WINING THE KEYS / You Only Need to Dump the Good Ones!

By Steve Calderwood

 

Decanting – it’s simple in concept but something that freaks everyone out. When you’re at a restaurant, when should you ask for your wine to be decanted? It may not be for the reasons you think.

First of all, there are two reasons to decant a wine. The first is to let young wines aerate and the second is to separate old wines from their sediment.

Let’s take a look at the first reason – aeration. What kind of wines do you want to aerate? For the most part, it’s the young: tannic reds – cabernets, nebbiolos, merlots, syrahs and the like — that are tightly wound. Aeration will allow these wines to soften and open up. Now, if you’re lucky enough to be at a restaurant and ordering a nice, expensive young cabernet and the server asks if you’d like the bottle opened now so it can breathe, immediately reach for his collar, pull his head toward yours and gently, yet sternly, slap both cheeks.

Opening a bottle doesn’t aerate anything. That little opening on the neck of the bottle and the full level of liquid in it is done specifically to keep air from getting to the wine. You’d have to open it a full day before drinking, for it to have any effect. After gently, yet sternly, reprimanding your server, tell him/her to go and get a decanter to properly aerate the wine. If he says that they don’t have any decanters, quickly stand up and get the hell out of that restaurant. If they don’t have decanters, they don’t care about their wines and they’re probably going to be pouring it into those damn Libby glasses anyway.

Now if they do have decanters, yes, you do want it decanted as soon as possible. It’s best to have about an hour in the decanter to get the full effect. Also, when the wine is decanted, pour it so that the wine runs down the side of the decanter, not straight down so that it splashes to the bottom.

As I stated before, the second reason to decant is to separate sediment from the juice in old wines. How old is old? The general rule is more than ten years but the true indicator is the amount of sediment in the bottle. What that sediment is is the tannins that have fallen out of the emulsion over the years. These wines generally don’t need to be aerated; age has taken care of softening of the wine. So you don’t want these wines decanted until you’re ready to drink them.

In the best of all possible worlds, you want to have had the bottle standing upright for about two days to get the sediment to gather at the bottom of the bottle. You then want to slowly pour the wine into the decanter right up until the sediment comes to the neck of the bottle. This will leave a little wine in the bottle, but you can go ahead and slurp that down when no one is looking and spit out the crunchy bits (at least, that’s what I do)!

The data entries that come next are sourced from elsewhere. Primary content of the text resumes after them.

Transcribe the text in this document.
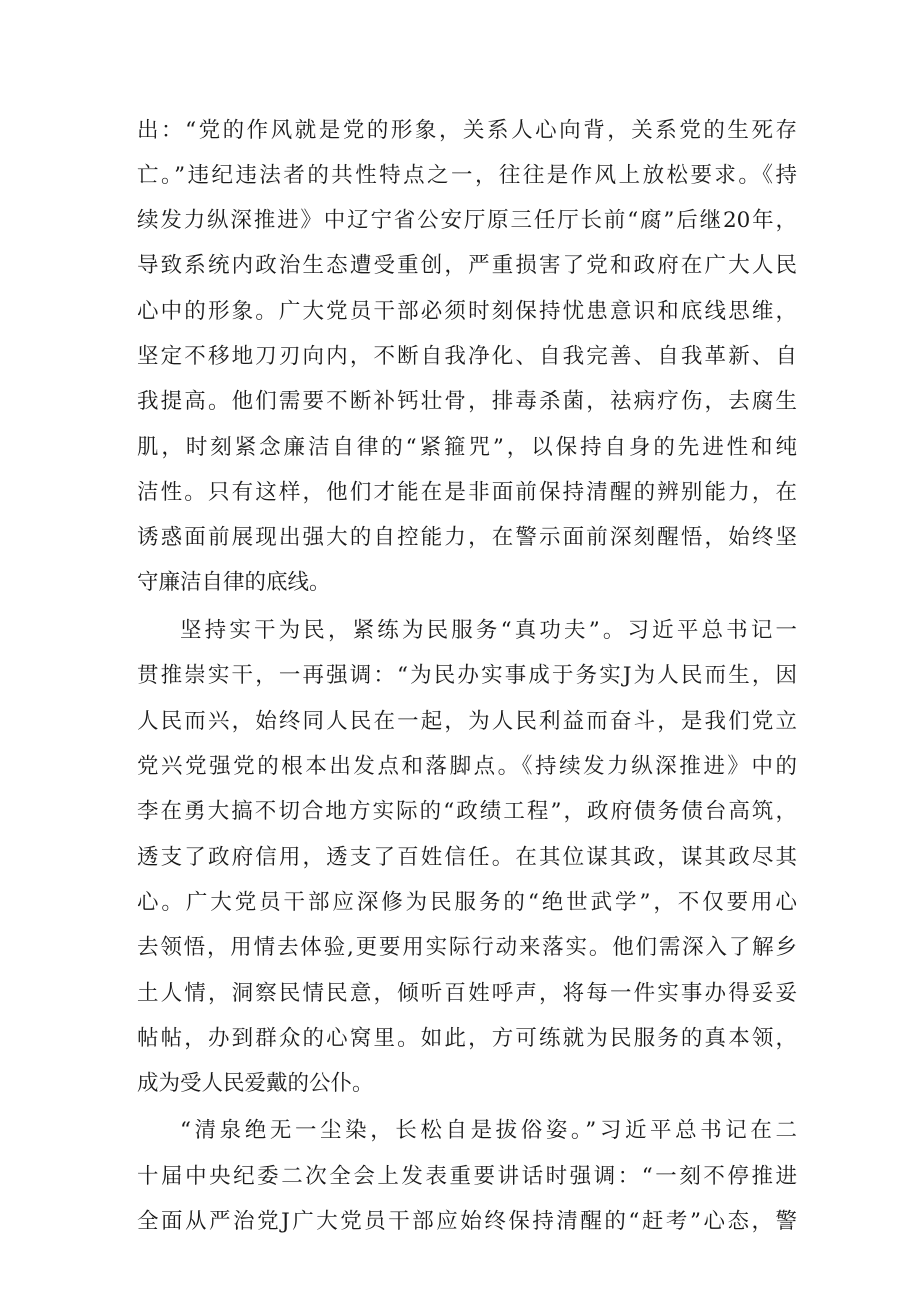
出：“党的作风就是党的形象，关系人心向背，关系党的生死存
亡。”违纪违法者的共性特点之一，往往是作风上放松要求。《持
续发力纵深推进》中辽宁省公安厅原三任厅长前“腐”后继20年，
导致系统内政治生态遭受重创，严重损害了党和政府在广大人民
心中的形象。广大党员干部必须时刻保持忧患意识和底线思维，
坚定不移地刀刃向内，不断自我净化、自我完善、自我革新、自
我提高。他们需要不断补钙壮骨，排毒杀菌，祛病疗伤，去腐生
肌，时刻紧念廉洁自律的“紧箍咒”，以保持自身的先进性和纯
洁性。只有这样，他们才能在是非面前保持清醒的辨别能力，在
诱惑面前展现出强大的自控能力，在警示面前深刻醒悟，始终坚
守廉洁自律的底线。
坚持实干为民，紧练为民服务“真功夫”。习近平总书记一
贯推崇实干，一再强调：“为民办实事成于务实J为人民而生，因
人民而兴，始终同人民在一起，为人民利益而奋斗，是我们党立
党兴党强党的根本出发点和落脚点。《持续发力纵深推进》中的
李在勇大搞不切合地方实际的“政绩工程”，政府债务债台高筑，
透支了政府信用，透支了百姓信任。在其位谋其政，谋其政尽其
心。广大党员干部应深修为民服务的“绝世武学”，不仅要用心
去领悟，用情去体验,更要用实际行动来落实。他们需深入了解乡
土人情，洞察民情民意，倾听百姓呼声，将每一件实事办得妥妥
帖帖，办到群众的心窝里。如此，方可练就为民服务的真本领，
成为受人民爱戴的公仆。
“清泉绝无一尘染，长松自是拔俗姿。”习近平总书记在二
十届中央纪委二次全会上发表重要讲话时强调：“一刻不停推进
全面从严治党J广大党员干部应始终保持清醒的“赶考”心态，警
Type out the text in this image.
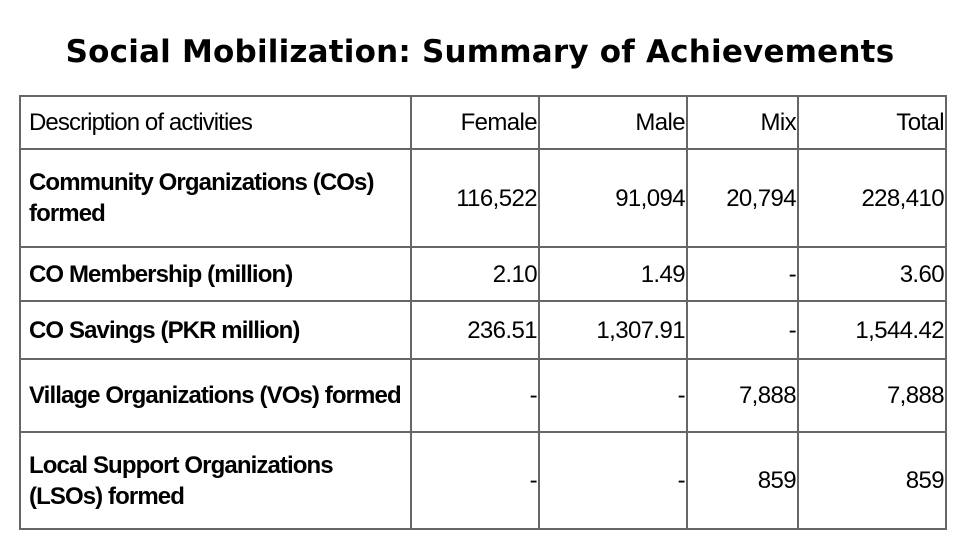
Social Mobilization: Summary of Achievements
Description of activities	Female	Male	Mix	Total

Community Organizations (COs) formed	116,522	91,094	20,794	228,410

CO Membership (million)	2.10	1.49	-	3.60

CO Savings (PKR million)	236.51	1,307.91	-	1,544.42

Village Organizations (VOs) formed	-	-	7,888	7,888

Local Support Organizations (LSOs) formed	-	-	859	859
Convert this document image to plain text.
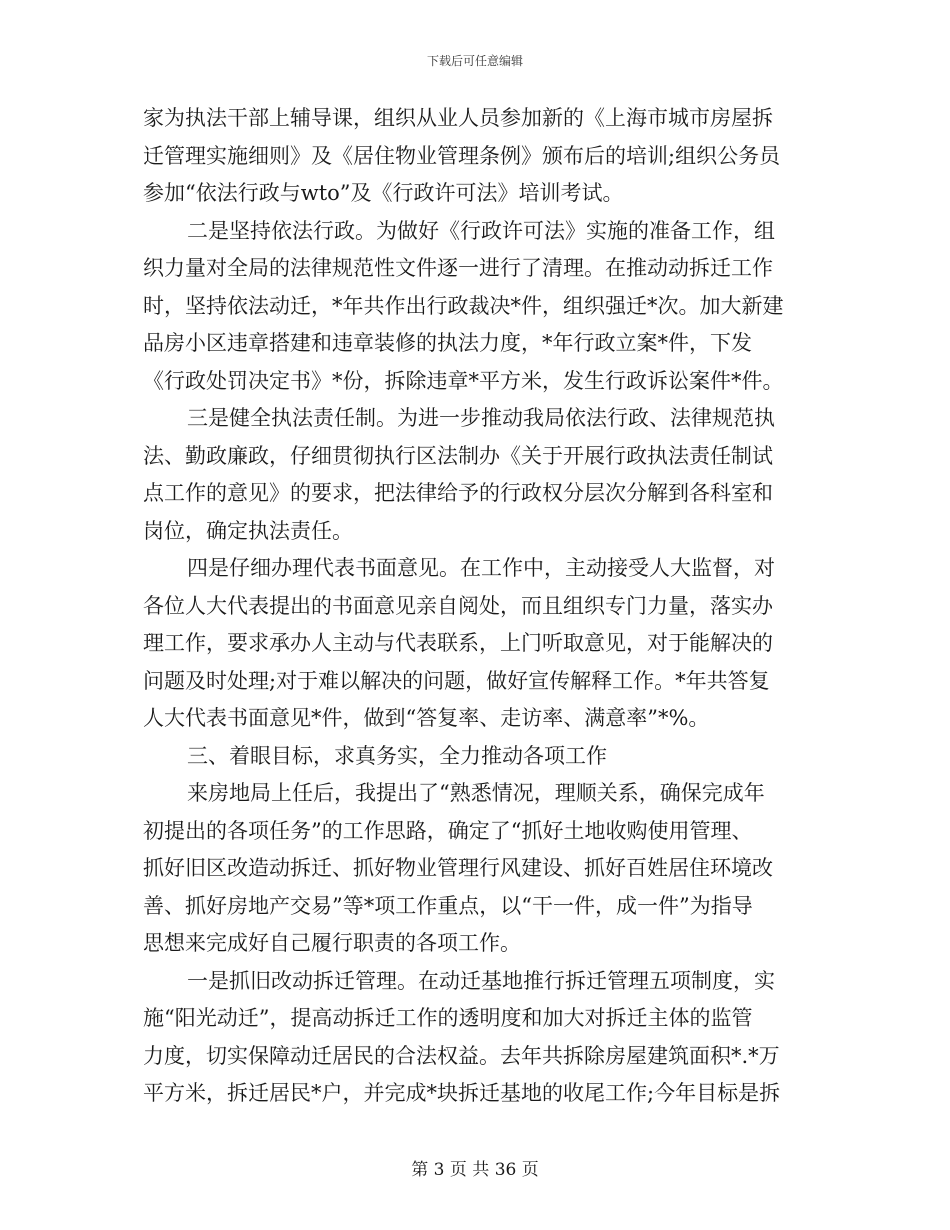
下载后可任意编辑
家为执法干部上辅导课，组织从业人员参加新的《上海市城市房屋拆
迁管理实施细则》及《居住物业管理条例》颁布后的培训;组织公务员
参加“依法行政与wto”及《行政许可法》培训考试。
二是坚持依法行政。为做好《行政许可法》实施的准备工作，组
织力量对全局的法律规范性文件逐一进行了清理。在推动动拆迁工作
时，坚持依法动迁，*年共作出行政裁决*件，组织强迁*次。加大新建
品房小区违章搭建和违章装修的执法力度，*年行政立案*件，下发
《行政处罚决定书》*份，拆除违章*平方米，发生行政诉讼案件*件。
三是健全执法责任制。为进一步推动我局依法行政、法律规范执
法、勤政廉政，仔细贯彻执行区法制办《关于开展行政执法责任制试
点工作的意见》的要求，把法律给予的行政权分层次分解到各科室和
岗位，确定执法责任。
四是仔细办理代表书面意见。在工作中，主动接受人大监督，对
各位人大代表提出的书面意见亲自阅处，而且组织专门力量，落实办
理工作，要求承办人主动与代表联系，上门听取意见，对于能解决的
问题及时处理;对于难以解决的问题，做好宣传解释工作。*年共答复
人大代表书面意见*件，做到“答复率、走访率、满意率”*%。
三、着眼目标，求真务实，全力推动各项工作
来房地局上任后，我提出了“熟悉情况，理顺关系，确保完成年
初提出的各项任务”的工作思路，确定了“抓好土地收购使用管理、
抓好旧区改造动拆迁、抓好物业管理行风建设、抓好百姓居住环境改
善、抓好房地产交易”等*项工作重点，以“干一件，成一件”为指导
思想来完成好自己履行职责的各项工作。
一是抓旧改动拆迁管理。在动迁基地推行拆迁管理五项制度，实
施“阳光动迁”，提高动拆迁工作的透明度和加大对拆迁主体的监管
力度，切实保障动迁居民的合法权益。去年共拆除房屋建筑面积*.*万
平方米，拆迁居民*户，并完成*块拆迁基地的收尾工作;今年目标是拆
第 3 页 共 36 页
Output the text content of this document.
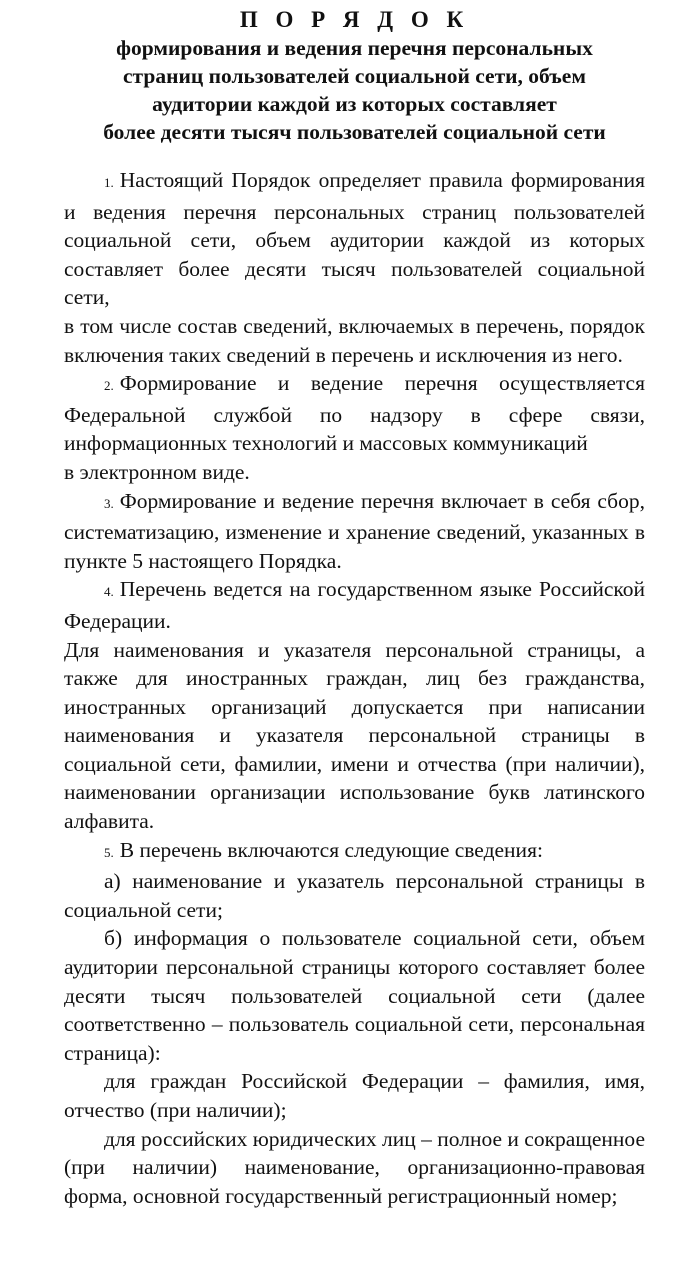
П О Р Я Д О К
формирования и ведения перечня персональных
страниц пользователей социальной сети, объем
аудитории каждой из которых составляет
более десяти тысяч пользователей социальной сети

1. Настоящий Порядок определяет правила формирования и ведения перечня персональных страниц пользователей социальной сети, объем аудитории каждой из которых составляет более десяти тысяч пользователей социальной сети,

в том числе состав сведений, включаемых в перечень, порядок включения таких сведений в перечень и исключения из него.

2. Формирование и ведение перечня осуществляется Федеральной службой по надзору в сфере связи, информационных технологий и массовых коммуникаций

в электронном виде.

3. Формирование и ведение перечня включает в себя сбор, систематизацию, изменение и хранение сведений, указанных в пункте 5 настоящего Порядка.

4. Перечень ведется на государственном языке Российской Федерации.

Для наименования и указателя персональной страницы, а также для иностранных граждан, лиц без гражданства, иностранных организаций допускается при написании наименования и указателя персональной страницы в социальной сети, фамилии, имени и отчества (при наличии), наименовании организации использование букв латинского алфавита.

5. В перечень включаются следующие сведения:

а) наименование и указатель персональной страницы в социальной сети;

б) информация о пользователе социальной сети, объем аудитории персональной страницы которого составляет более десяти тысяч пользователей социальной сети (далее соответственно – пользователь социальной сети, персональная страница):

для граждан Российской Федерации – фамилия, имя, отчество (при наличии);

для российских юридических лиц – полное и сокращенное (при наличии) наименование, организационно-правовая форма, основной государственный регистрационный номер;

So those are the ins and outs of decanting. But there is one other time when decanting becomes useful – cork breakage. If a cork goes bad in a bottle and breaks when you’re removing it, all is not lost. Gently push in the last bit of cork and grab your decanter and a stainless steel strainer. Do not use a coffee filter; it will destroy the wine. Wine is an emulsion and coffee filters are designed to extract all impurities. However, it’s those impurities that give the wine its flavor, not to mention the fact that coffee filters are full of dirt.